Von traditionellen Schneidereiunternehmen, die ein Herzchen im Logo tragen, bis hin zu Konfektionsanbietern mit Twitter-Profil – die Berufsmode-Branche ist extrem bunt. Da gibt es etwa Güldi-Moden, die in Sachsen seit 22 Jahren Arbeitskleidung unter dem Slogan "Berufsbekleidung mit Herz” schneidern und die Kittel bei Bedarf mit Bienchen besticken. Oder Familienunternehmen wie den Wuppertaler Hersteller Dieckhoff, der 1931 Bekleidung aus Zellwollmusseline erfand und sich seither zu einem Anbieter von Kliniktextilien mit einem Jahresumsatz von 29 Millionen Euro entwickelt hat.
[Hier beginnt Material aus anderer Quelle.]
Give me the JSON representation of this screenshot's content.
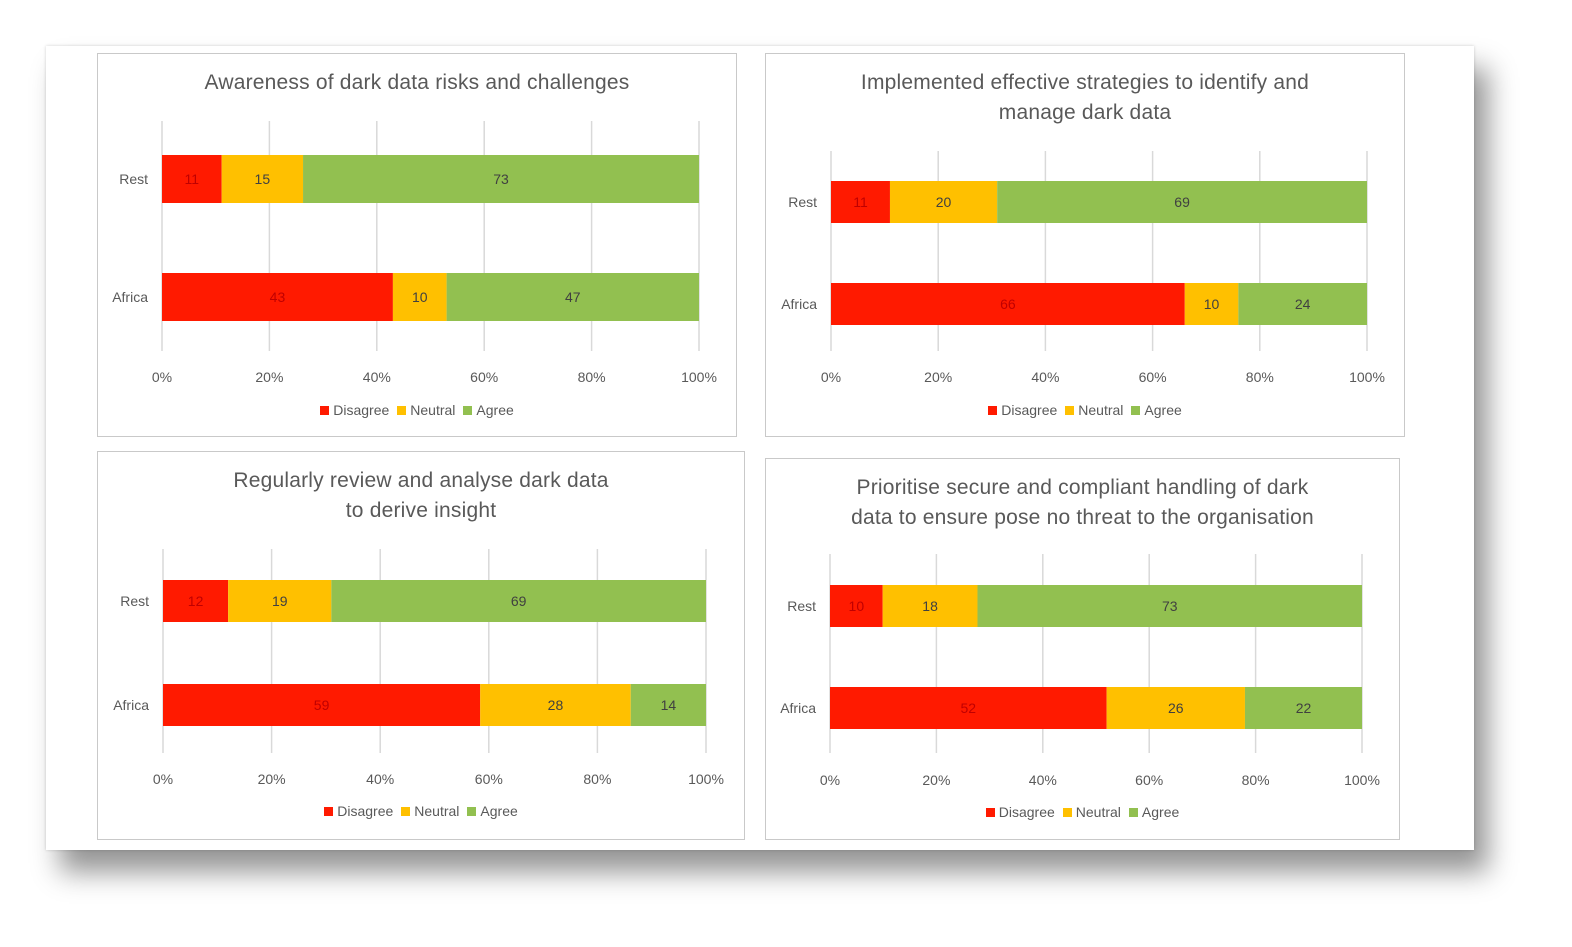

Marketing mit Facebook und Model-Casting
Aber den Zeitgeist präsentiert vermutlich am ehesten Clinic Dress, ein Geschäftsbereich der 600-Millionen-Euro schweren Kwintet-Gruppe. Sie macht mit – für den Markt – ungewöhnlichen Social-Media-Aktivitäten auf sich aufmerksam. Über Facebook hat Clinic Dress zuletzt die beliebtesten Farben für Pflegerkleidung abgefragt (Favorit: Beere, auf dem letzten Platz: Apricot), seine Follower zum Model-Casting gebeten und sie aufgerufen, ihr liebstes Kleidungsstück zu kreieren. Hier sollen junge Pflegekräfte langfristig für das Haus und seine Marke gewonnen werden.
Fast alle Kliniken vertrauen auf Vollversorger
Doch längst verkaufen die Textilproduzenten ihre Ware nicht mehr allein an Krankenhäuser. Ihr Hauptgeschäft machen sie heute vielmehr mit Textilserviceunternehmen, Dienstleistern also, die – je nach Ausrichtung und individuellem Vertrag – die Einrichtungen mit Berufskleidung, aber auch Stations- oder Patientenwäsche versorgen. Dabei übernehmen sie meist nicht nur die Bereitstellung, sondern auch gleich die Wäsche, Pflege und Reparaturen. Etwa 90 Prozent der Krankenhäuser haben ihre Wäscheversorgung heute schon ausgelagert, schätzt der Berater Hans Kehl. Das Essener Beratungshaus Healiz hat bei einer Analyse herausgefunden, dass der Gesundheitsmarkt einer der wichtigsten Zielmärkte für Textilservice-Unternehmen ist. "Rund zwei Milliarden Euro, das entspricht etwa einem Fünftel des Branchen-Gesamtumsatzes, erwirtschaften die Firmen europaweit mit der textilen Versorgung von Krankenhäusern und Pflegeheimen”, so Healiz-Geschäftsführerin Sherille Veira-Schnitzler. In Deutschland, dem Land mit hohem Ausschreibungsanteil, war der Health-Sektor 2011 mit einem Umsatz von 705 Millionen Euro sogar das zweitgrößte Marktsegment für Textilversorger.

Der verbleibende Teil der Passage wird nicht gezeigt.